If you take 1080p and downscale it to 480p, you lose all that extra data that is not needed when downscaling. If you want to upscale that back to 1080p, you'll suffer from data loss and the codecs will have to "guess"/calculate the missing data, interpret the output without producing as much errors as possible.
It's the same principle as compressing anything. A picture, an audio file, or archive any data with WinRAR, WinZip, 7zip. There's lossless compression and lossy compression.
Most video formats are lossy. Lossless video compression is rather large in file size. Extremely large. Over 30gb for a 2 hour SD film.
h264 has a lossless compression option, but it's large. It's a function that has to be "called" in order to get lossless compression. Otherwise it's lossy.
MPEG2 is lossy as well.
Extra care needs to be taken for upscaling anything.
For "extra care", it's best to get to know how to use AviSynth and VirtualDub with all the scripts and filters to get it right.

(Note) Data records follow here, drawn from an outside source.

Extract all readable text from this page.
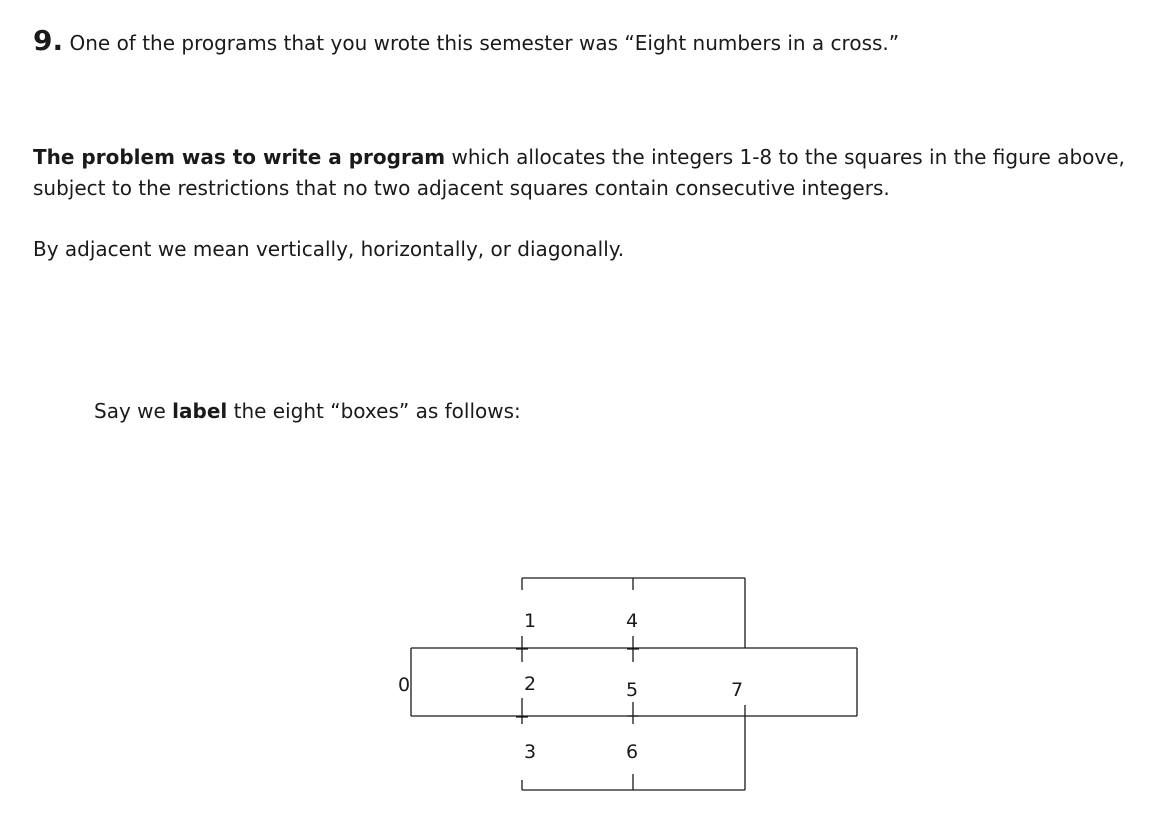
9. One of the programs that you wrote this semester was “Eight numbers in a cross.”
The problem was to write a program which allocates the integers 1-8 to the squares in the figure above,
subject to the restrictions that no two adjacent squares contain consecutive integers.
By adjacent we mean vertically, horizontally, or diagonally.
Say we label the eight “boxes” as follows:
0
1
2
3
4
5
6
7
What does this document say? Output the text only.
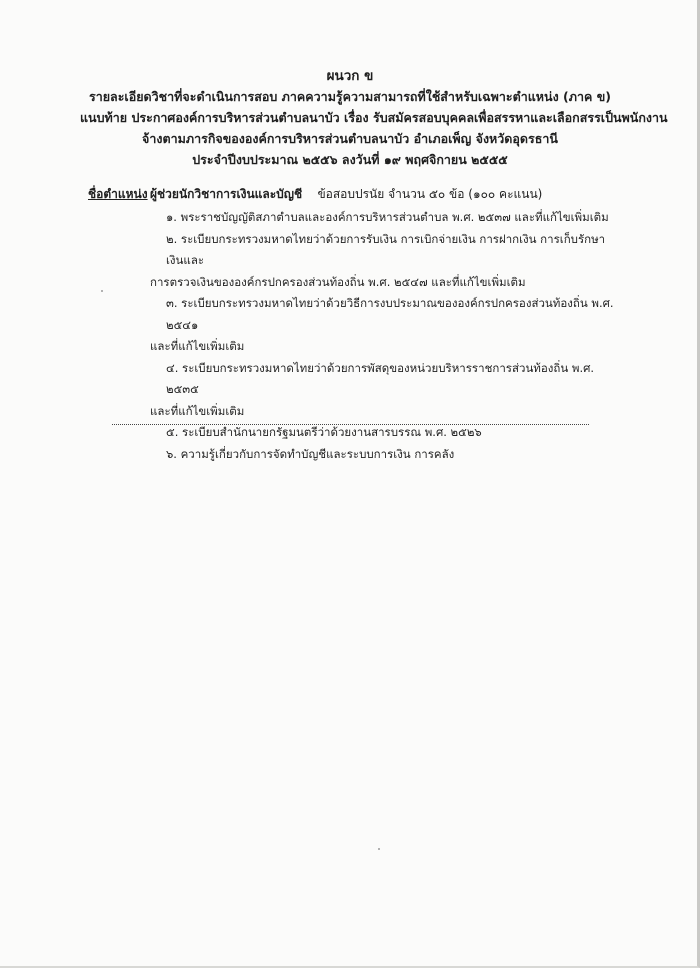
ผนวก ข
รายละเอียดวิชาที่จะดำเนินการสอบ ภาคความรู้ความสามารถที่ใช้สำหรับเฉพาะตำแหน่ง (ภาค ข)
แนบท้าย ประกาศองค์การบริหารส่วนตำบลนาบัว เรื่อง รับสมัครสอบบุคคลเพื่อสรรหาและเลือกสรรเป็นพนักงาน
จ้างตามภารกิจขององค์การบริหารส่วนตำบลนาบัว อำเภอเพ็ญ จังหวัดอุดรธานี
ประจำปีงบประมาณ ๒๕๕๖ ลงวันที่ ๑๙ พฤศจิกายน ๒๕๕๕
ชื่อตำแหน่ง ผู้ช่วยนักวิชาการเงินและบัญชี ข้อสอบปรนัย จำนวน ๕๐ ข้อ (๑๐๐ คะแนน)
๑. พระราชบัญญัติสภาตำบลและองค์การบริหารส่วนตำบล พ.ศ. ๒๕๓๗ และที่แก้ไขเพิ่มเติม
๒. ระเบียบกระทรวงมหาดไทยว่าด้วยการรับเงิน การเบิกจ่ายเงิน การฝากเงิน การเก็บรักษาเงินและ
การตรวจเงินขององค์กรปกครองส่วนท้องถิ่น พ.ศ. ๒๕๔๗ และที่แก้ไขเพิ่มเติม
๓. ระเบียบกระทรวงมหาดไทยว่าด้วยวิธีการงบประมาณขององค์กรปกครองส่วนท้องถิ่น พ.ศ. ๒๕๔๑
และที่แก้ไขเพิ่มเติม
๔. ระเบียบกระทรวงมหาดไทยว่าด้วยการพัสดุของหน่วยบริหารราชการส่วนท้องถิ่น พ.ศ. ๒๕๓๕
และที่แก้ไขเพิ่มเติม
๕. ระเบียบสำนักนายกรัฐมนตรีว่าด้วยงานสารบรรณ พ.ศ. ๒๕๒๖
๖. ความรู้เกี่ยวกับการจัดทำบัญชีและระบบการเงิน การคลัง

I have a decently large Blu-Ray collection and am in the middle of archiving it all to DVD/AVCHD and "portable" media such as MKV with h264/aac so I don't have to touch the Blu-Ray discs as much as possible.
And this is about the least of the information I keep in mind when transferring.
AviSynth/VirtualDub is what really takes up all the thinking.
For DVD authoring, Cinema Craft Encoder has about the same praise as Pro Coder, but both are commercially expensive.
HCEnc is a freeware encoder that offers excellent visual quality comparable to the other two commercial products.
QEnc has been used and is preferred for some. Good for doing special features and menus in lower bitrates.
Other commercial software like TMPEG do decent, but are not nearly as praised as CCE/Pro Coder and HCEnc.
I would avoid using VSO CoinvertXtoDVD. Most end-users will say it does "excellent" work. But I find it's limited in the scaler it uses. For downscaling, I prefer to use Spline variants.